Everything works great on .NET 6 I don't have any problems.

Also I have .NET 4.8 application which must verify signed dll's by reading signed hash value from corresponding .sig files and verify digital signature.

.NET 4.8 application digital signature verification part

var publicKeyBytes = GetPublicKeyFromResource(PublicKeyResourceKey);
CryptoServiceProvider = new RSACryptoServiceProvider();
CryptoServiceProvider.ImportCspBlob(publicKeyBytes);

public static bool VerifyAssemblyCodeSign(Assembly assembly)
        { 
            var assemblyPath = new UriBuilder(assembly.CodeBase).Path;
            var assemblySigLocation = Path.ChangeExtension(assemblyPath, SignatureFileExtension);
            
            if (File.Exists(assemblySigLocation))
            {
                var assemblyBytes = File.ReadAllBytes(assemblyPath);
                var assemblySignedBytes = Convert.FromBase64String(File.ReadAllText(assemblySigLocation));
                return CryptoServiceProvider.VerifyData(
                    assemblyBytes,
                    assemblySignedBytes,
                    HashAlgorithmName.SHA256, 
                    RSASignaturePadding.Pkcs1);
            }
            
            return false;
        }

private static byte[] GetPublicKeyFromResource(string resourceKey)
        {
            using (var stream = Assembly.GetExecutingAssembly().GetManifestResourceStream(resourceKey))
            using (var memoryStream = new MemoryStream())
            {
                // ReSharper disable once PossibleNullReferenceException
                stream.CopyTo(memoryStream);
                return memoryStream.ToArray();
            }
        }

This code reads exported from pfx certificate public key in binary format and imports it to CryptoServiceProvider.

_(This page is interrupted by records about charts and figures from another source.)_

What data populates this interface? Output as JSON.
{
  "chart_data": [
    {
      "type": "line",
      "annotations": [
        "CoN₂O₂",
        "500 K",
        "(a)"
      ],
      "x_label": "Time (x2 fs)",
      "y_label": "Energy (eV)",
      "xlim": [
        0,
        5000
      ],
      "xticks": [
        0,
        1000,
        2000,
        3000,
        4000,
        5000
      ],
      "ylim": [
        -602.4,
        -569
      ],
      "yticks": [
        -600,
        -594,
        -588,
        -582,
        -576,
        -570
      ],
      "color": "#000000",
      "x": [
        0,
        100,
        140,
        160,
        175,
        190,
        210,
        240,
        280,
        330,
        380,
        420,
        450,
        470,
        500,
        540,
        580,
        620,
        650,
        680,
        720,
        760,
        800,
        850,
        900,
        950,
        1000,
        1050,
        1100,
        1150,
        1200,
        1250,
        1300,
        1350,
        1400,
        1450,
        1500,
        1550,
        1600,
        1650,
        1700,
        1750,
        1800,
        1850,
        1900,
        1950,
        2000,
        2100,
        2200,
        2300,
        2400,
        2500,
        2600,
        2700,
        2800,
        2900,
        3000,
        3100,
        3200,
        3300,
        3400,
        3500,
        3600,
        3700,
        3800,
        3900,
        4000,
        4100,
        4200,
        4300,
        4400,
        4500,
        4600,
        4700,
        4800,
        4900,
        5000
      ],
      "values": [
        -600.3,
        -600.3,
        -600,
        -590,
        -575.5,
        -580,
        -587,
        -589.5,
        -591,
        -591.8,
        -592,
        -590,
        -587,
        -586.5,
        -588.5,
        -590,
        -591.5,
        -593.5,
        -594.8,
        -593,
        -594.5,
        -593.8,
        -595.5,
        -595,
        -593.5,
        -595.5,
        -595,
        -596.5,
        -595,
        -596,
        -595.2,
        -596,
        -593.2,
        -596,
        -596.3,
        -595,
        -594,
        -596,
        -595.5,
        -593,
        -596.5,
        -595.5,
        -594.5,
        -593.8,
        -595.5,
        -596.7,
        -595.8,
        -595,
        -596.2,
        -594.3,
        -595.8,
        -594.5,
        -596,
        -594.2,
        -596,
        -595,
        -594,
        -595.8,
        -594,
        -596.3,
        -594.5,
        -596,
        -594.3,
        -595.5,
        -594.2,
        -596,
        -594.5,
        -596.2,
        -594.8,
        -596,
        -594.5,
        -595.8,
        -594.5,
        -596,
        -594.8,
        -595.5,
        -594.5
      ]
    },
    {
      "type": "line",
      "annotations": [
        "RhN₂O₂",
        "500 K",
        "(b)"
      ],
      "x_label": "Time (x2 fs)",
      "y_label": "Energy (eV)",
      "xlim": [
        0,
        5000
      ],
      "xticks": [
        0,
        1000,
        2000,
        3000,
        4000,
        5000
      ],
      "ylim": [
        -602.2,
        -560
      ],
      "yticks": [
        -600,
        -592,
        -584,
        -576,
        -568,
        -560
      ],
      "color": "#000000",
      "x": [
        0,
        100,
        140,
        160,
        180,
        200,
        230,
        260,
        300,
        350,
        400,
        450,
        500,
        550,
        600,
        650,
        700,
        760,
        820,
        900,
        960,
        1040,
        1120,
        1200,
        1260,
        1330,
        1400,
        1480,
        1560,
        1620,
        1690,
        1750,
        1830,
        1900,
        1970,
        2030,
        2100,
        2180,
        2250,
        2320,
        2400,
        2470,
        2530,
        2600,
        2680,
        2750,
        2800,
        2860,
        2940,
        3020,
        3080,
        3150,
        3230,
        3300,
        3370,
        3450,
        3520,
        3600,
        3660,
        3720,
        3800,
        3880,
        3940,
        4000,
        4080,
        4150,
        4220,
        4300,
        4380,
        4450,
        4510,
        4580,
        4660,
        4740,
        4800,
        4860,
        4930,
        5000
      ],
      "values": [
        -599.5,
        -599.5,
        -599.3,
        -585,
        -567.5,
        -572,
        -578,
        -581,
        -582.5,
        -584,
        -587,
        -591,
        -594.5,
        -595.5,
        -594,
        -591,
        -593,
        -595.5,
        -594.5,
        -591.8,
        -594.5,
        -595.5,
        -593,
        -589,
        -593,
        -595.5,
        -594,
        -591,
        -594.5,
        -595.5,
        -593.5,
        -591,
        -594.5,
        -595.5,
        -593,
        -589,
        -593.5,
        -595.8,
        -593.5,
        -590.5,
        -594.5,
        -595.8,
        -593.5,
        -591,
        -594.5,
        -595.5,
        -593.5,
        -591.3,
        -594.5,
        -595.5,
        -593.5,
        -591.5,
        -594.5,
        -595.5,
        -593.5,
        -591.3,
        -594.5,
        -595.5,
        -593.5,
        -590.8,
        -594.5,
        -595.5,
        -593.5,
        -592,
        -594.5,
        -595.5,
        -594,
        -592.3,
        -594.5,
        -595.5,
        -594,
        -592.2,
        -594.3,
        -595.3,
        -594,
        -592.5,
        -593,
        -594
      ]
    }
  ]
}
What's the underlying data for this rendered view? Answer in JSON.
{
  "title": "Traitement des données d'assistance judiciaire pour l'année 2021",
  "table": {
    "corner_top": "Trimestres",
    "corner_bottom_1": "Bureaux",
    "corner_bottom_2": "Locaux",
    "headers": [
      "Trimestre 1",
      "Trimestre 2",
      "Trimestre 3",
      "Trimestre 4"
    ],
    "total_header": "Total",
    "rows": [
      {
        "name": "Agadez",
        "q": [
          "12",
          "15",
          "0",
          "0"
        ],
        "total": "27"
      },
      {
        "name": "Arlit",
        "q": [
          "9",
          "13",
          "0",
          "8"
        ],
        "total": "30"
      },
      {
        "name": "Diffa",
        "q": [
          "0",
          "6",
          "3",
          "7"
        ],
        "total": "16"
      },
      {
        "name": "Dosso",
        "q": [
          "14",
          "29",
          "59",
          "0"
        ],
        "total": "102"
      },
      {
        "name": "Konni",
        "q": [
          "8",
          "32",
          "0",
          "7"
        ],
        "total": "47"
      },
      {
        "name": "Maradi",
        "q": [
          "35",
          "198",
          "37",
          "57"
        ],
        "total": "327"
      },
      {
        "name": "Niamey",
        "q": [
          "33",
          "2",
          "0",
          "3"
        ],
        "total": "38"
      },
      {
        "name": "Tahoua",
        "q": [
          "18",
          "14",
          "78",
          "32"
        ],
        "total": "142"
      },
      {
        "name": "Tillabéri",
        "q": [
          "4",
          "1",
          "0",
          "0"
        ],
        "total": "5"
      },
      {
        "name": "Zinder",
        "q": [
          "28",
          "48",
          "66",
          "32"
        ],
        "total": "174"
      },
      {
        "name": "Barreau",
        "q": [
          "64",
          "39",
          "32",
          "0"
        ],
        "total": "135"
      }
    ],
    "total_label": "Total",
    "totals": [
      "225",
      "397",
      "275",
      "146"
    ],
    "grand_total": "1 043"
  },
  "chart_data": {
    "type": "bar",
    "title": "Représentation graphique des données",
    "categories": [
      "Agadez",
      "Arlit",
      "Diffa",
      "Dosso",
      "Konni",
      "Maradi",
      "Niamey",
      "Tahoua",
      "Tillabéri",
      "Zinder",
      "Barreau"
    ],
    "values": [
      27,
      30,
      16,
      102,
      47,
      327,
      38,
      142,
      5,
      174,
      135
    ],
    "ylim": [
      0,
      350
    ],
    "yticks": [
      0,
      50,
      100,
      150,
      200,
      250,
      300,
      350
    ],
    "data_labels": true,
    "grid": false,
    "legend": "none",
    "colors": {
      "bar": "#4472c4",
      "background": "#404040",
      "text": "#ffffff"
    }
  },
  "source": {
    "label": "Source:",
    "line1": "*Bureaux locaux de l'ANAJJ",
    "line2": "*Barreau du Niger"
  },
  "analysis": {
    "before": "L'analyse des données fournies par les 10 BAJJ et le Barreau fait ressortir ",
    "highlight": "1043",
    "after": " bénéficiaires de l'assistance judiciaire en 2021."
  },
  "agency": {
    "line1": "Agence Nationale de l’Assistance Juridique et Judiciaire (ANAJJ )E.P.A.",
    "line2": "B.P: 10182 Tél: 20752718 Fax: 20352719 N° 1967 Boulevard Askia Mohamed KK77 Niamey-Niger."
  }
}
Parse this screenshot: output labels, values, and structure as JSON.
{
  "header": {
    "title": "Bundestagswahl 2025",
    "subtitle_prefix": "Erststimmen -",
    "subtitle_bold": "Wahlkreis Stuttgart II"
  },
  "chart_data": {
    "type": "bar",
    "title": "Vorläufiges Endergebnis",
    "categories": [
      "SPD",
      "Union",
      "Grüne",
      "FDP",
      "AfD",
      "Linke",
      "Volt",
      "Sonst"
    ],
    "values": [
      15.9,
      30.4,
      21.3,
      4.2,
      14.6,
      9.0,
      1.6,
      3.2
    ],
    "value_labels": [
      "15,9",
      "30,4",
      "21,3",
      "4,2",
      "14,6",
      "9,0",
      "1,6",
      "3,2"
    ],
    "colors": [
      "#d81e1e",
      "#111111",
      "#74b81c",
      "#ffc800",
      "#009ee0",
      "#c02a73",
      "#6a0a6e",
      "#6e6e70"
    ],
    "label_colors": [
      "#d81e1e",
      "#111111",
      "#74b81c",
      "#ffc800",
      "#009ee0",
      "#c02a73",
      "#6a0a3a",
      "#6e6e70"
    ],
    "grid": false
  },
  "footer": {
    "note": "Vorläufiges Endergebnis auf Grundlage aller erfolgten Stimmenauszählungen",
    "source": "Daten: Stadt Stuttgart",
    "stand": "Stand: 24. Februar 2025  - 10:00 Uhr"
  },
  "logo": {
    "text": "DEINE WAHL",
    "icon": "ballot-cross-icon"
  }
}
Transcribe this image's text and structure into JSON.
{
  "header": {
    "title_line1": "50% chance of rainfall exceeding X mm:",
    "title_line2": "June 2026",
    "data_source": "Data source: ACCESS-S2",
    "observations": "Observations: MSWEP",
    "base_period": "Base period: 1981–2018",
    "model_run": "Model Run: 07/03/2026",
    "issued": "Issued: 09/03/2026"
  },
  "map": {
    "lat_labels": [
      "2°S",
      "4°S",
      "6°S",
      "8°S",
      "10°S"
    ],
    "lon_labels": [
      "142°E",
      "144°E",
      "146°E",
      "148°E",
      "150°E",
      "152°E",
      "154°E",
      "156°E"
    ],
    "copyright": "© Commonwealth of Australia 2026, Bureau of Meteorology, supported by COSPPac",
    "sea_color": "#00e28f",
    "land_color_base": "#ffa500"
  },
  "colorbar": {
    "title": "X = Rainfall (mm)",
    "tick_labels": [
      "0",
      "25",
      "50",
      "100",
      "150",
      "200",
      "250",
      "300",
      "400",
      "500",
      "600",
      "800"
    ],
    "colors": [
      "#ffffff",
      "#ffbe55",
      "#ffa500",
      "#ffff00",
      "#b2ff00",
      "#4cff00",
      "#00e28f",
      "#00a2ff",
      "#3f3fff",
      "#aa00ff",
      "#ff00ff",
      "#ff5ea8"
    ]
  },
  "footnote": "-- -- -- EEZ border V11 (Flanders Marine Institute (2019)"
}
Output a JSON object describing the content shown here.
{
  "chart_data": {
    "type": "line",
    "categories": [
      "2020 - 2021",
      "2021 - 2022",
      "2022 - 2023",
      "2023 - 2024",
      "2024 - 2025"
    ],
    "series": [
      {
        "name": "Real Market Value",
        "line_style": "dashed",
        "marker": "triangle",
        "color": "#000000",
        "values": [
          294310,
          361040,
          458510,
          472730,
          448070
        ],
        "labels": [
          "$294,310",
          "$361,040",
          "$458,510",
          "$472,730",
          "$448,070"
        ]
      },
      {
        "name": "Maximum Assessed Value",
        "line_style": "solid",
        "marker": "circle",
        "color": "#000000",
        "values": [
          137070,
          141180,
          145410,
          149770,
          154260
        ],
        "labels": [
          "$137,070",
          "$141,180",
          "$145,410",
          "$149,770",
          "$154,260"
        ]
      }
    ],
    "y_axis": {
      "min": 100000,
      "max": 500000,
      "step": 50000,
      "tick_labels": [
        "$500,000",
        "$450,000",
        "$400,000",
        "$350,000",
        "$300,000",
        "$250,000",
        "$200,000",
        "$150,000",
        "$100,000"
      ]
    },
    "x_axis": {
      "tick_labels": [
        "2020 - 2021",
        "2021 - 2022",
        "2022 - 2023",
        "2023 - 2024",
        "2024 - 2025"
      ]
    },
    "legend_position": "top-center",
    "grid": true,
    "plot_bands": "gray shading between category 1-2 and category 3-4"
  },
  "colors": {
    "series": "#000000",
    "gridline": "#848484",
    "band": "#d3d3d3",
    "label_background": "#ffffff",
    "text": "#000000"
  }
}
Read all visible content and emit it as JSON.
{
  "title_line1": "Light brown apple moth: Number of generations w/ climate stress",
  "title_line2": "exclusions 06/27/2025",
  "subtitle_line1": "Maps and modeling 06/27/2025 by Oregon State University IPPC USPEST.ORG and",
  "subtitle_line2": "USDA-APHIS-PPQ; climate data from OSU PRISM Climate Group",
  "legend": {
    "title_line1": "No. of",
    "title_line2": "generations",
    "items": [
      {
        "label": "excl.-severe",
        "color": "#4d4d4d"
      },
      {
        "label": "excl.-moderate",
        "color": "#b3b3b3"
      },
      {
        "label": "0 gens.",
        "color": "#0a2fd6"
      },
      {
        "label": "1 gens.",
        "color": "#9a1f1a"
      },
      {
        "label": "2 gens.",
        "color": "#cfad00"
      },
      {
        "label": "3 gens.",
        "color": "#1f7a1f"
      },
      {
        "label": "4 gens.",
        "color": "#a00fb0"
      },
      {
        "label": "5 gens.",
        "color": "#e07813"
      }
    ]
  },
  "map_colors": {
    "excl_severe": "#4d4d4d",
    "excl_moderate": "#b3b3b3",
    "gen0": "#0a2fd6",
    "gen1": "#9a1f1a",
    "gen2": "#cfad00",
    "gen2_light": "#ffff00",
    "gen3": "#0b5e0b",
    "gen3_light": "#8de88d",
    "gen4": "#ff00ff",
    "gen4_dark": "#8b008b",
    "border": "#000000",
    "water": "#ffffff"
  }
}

For exporting public key from pfx certificate I use this command

openssl rsa -in my.key -passin pass:mySecret -RSAPublicKey_out -outform "MS PUBLICKEYBLOB" -out my_rsa.pem

Problem

Code represented above works great on my local machine (Windows 11) and on my build server (Windows Server 2019 with latest patches) but it doesn't work on other Windows Server machines and on some other Windows machines. VerifyAssemblyCodeSign method returns false without any other output. I've tried different ways to import/export public key, tried RSACng object, but it didn't help. I have no clue why it works on random Windows machines. I'll appreciate any help/suggestion.

Answer 1

I found a problem. It was with UriBuilder. For paths with spaces it replaces them to %20 symbols and File.Exists didn't find a file with signed hash. For fixing this you need to wrap you need to use Uri.UnescapeDataString. So, the working code:

var uri = new UriBuilder(assembly.CodeBase).Path;
var assemblyPath = Uri.UnescapeDataString(uri);

Now everything works on any Windows version!